Revue une première fois à la baisse en avril 2012 (de 4 % à 3,6 %), l’estimation officielle du taux de croissance économique pour cette année vient à nouveau d’être corrigée pour être fixée à 3,5 %. Statistics Mauritius, qui a rendu publiques ce matin ses dernières prévisions, s’attend à une stagnation dans le secteur textile ainsi qu’à une contraction dans celui de la construction. L’investissement privé va également reculer (-3,3 %) mais sera compensé par la croissance de l’investissement public.
Selon Statistics Mauritius, l’estimation d’un taux de croissance de 3,5 % repose essentiellement sur les facteurs suivants : 1) une production sucrière de 410 000 tonnes, soit une croissance négative de 7 % comparée à un taux positif de 3,5 % enregistré en 2011 ; 2) une expansion plus faible (1,9 % contre 2,2 % l’année dernière) de l’industrie manufacturière ; à l’intérieur de ce secteur, les performances de diverses industries sont différentes. L’activité usinière dans le secteur sucrier va stagner en 2012 après une croissance de 3,8 % en 2011. « The no growth is based on the production of 410, 000 tonnes of sugar and the refining of 75, 000 tonnes of imported raw sugar », explique Statistics Mauritius. Dans l’agro-industrie, une reprise (3,4 %) est attendue après une décroissance de 1,6 % l’an dernier, cette amélioration de performance étant expliquée par des activités accrues dans le sous-secteur de traitement des produits de la mer. Le secteur textile sera aussi marqué par la stagnation après une forte croissance (8 %) réalisée en 2011, ceci en raison de la baisse de la demande dans les marchés européens.
Statistics Mauritius prévoit une contraction de 1,2 % du secteur de la construction qui avait aussi été affecté l’année dernière (-2 %). Ce repli est dû à la concrétisation de plusieurs grands projets notamment dans les secteurs hôtelier et commercial. Pour ce qui est du secteur touristique, un taux de croissance de 1,6 % est fixé, les arrivées touristiques devant atteindre environ 980 000 contre 964 642 en 2011. Les revenus touristiques s’élèveraient à Rs 43,2 milliards contre Rs 42,8 milliards l’année dernière.
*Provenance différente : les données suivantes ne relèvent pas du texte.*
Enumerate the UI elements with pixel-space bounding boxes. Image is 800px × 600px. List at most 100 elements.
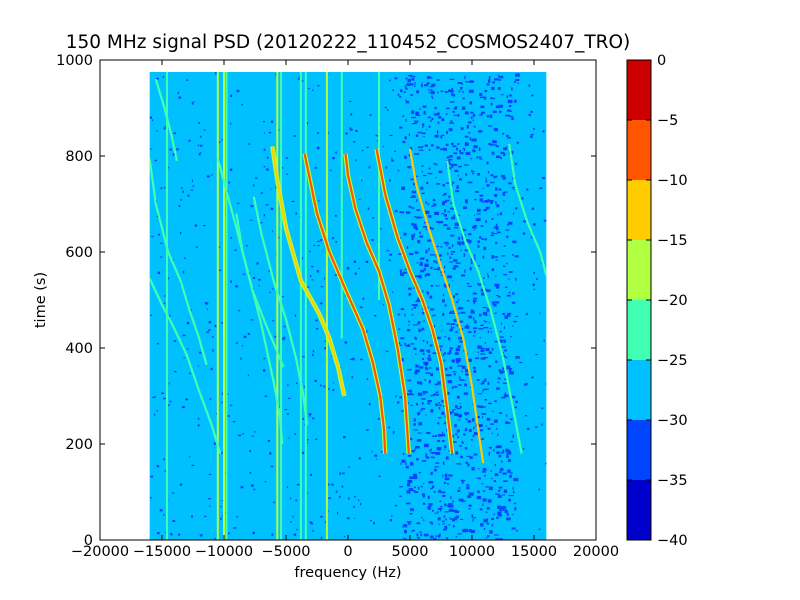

Dans le secteur du transport-stockage/communication, la croissance serait d’environ 4,8 % par rapport à 4,9 % en 2011. Repli également de la croissance dans le secteur de l’intermédiation financière (banque, assurance, etc.) où on prévoit un taux de 4,8 % contre 5,5 % en 2011 alors que celui-ci des business activities devrait croître de 8,3 %, en dessous des 9 % enregistrés précédemment.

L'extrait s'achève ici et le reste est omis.